AM: Talvez em momentos como esse eu consiga perceber, e sentir, o quanto sou profundamente brasileiro, no sentido anti-etimológico do termo (já que “brasileiro” é “aquele que negocia com brasil”). Percebo a tragédia libanesa, ou todas as tragédias palestinas (de onde vêm o meu “Mussa”), como vejo qualquer desastre humano: com uma tristeza calma, uma tristeza passiva.

O que realmente me agride e me indigna, o que interfere diretamente na minha vida e açula meu ódio são os assassinatos de marielles, as tragédias dos rios doces, a infindável coleção de crimes que ainda se cometem contra os povos indígenas.

Recebi de pessoas queridas muitos pêsames, sinceros, depois da explosão em Beirute. Compreendo; e agradeço. Mas não consigo deixar de perceber nisso um resquício daquela noção etimológica contida no termo “brasileiro”, de que ninguém é do Brasil, só se está no Brasil. É muito estranha a ênfase nessas identidades exteriores: os detentores do passaporte europeu, a comunidade sírio-libanesa, os que de repente se descobrem cristãos-novos, os afrodescendentes, e por aí afora. Só índio mesmo é que ninguém quer ser. Me parece o sintoma de uma grave doença social.

Beirute irá se reerguer, como sempre. Nós, por nossa vez, ainda não nos demos conta da velocidade em que avança nosso esfacelamento.

VB&M: Seu próximo lançamento, infelizmente adiado pela pandemia para 2021, será um ensaio literário denominado A ORIGEM DA ESPÉCIE sobre o mito do roubo do fogo. É um projeto que você acalenta há muito tempo? Qual foi a motivação para dar uma parada na sua rica produção ficcional e explorar o campo ensaístico com uma reflexão sobre a constituição do humano?

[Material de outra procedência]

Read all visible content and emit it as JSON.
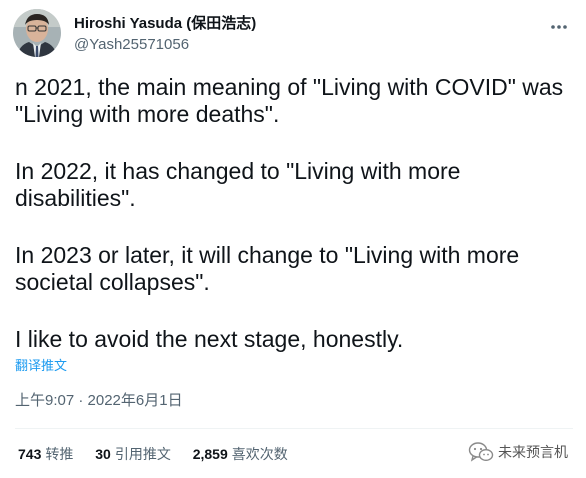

AM: Sou um leitor compulsivo de mitologia e desde muito tempo comecei a notar a incrível universalidade dos mitos do roubo do fogo. O que mais me chamou a atenção nesse grupo de histórias é o fato de o fogo ser, em geral, roubado, enquanto outros bens culturais são doados por deuses ou heróis.

Passei a colecionar versões do roubo do fogo, e de outros mitos sobre a origem do fogo. Era um assunto que me obcecava, tinha uma intuição de que estava lidando com uma história muito antiga, contemporânea do próprio surgimento da humanidade anatomicamente moderna, ou da chamada Eva Mitocondrial, a antepassada comum a toda humanidade atualmente viva.

Só para se ter uma dimensão do que isso significa, me refiro a um fenômeno que se deu há uns 160 mil anos. Falamos, assim, de uma história que se conta há no mínimo 160 milênios. Não é pouco tempo. Há nela uma importância, uma centralidade que não pode ser ignorada.

Quando terminei o COMPÊNDIO MÍTICO DO RIO DE JANEIRO, senti que era o momento de escrever tudo o que eu pensava sobre o roubo do fogo.

Embora possa parecer um ensaio antropológico, trata-se apenas de uma reflexão literária: meu objetivo foi, primeiro, reconstituir o arcabouço do mito original, e depois interpretar seu sentido mais profundo — que é a fundação do próprio conceito de “humanidade”, a definição de suas constituintes elementares, em face dos demais entes da natureza e da sobrenatureza.

VB&M: Que caminhos deve tomar sua litertura a partir de agora?

AM: Não pretendo me afastar dos meus temas: crime, adultério, Rio de Janeiro, mitologia. Mas não posso mais escrever romances históricos cariocas, para não desintegrar a unidade do COMPÊNDIO MÍTICO.

Comecei a planejar um romance contemporâneo, ou seja, um romance passado numa época em que eu já era nascido. Mais precisamente, nos anos 70. Uma história que envolve todos os meus temas, numa trama que incorpora o ambiente das escolas de samba, o jogo do bicho, o esquadrão da morte, a umbanda, os botequins, os morros.

Talvez eu até consiga criar mais um ciclo, que se chamaria “A extraordinária Zona Norte”.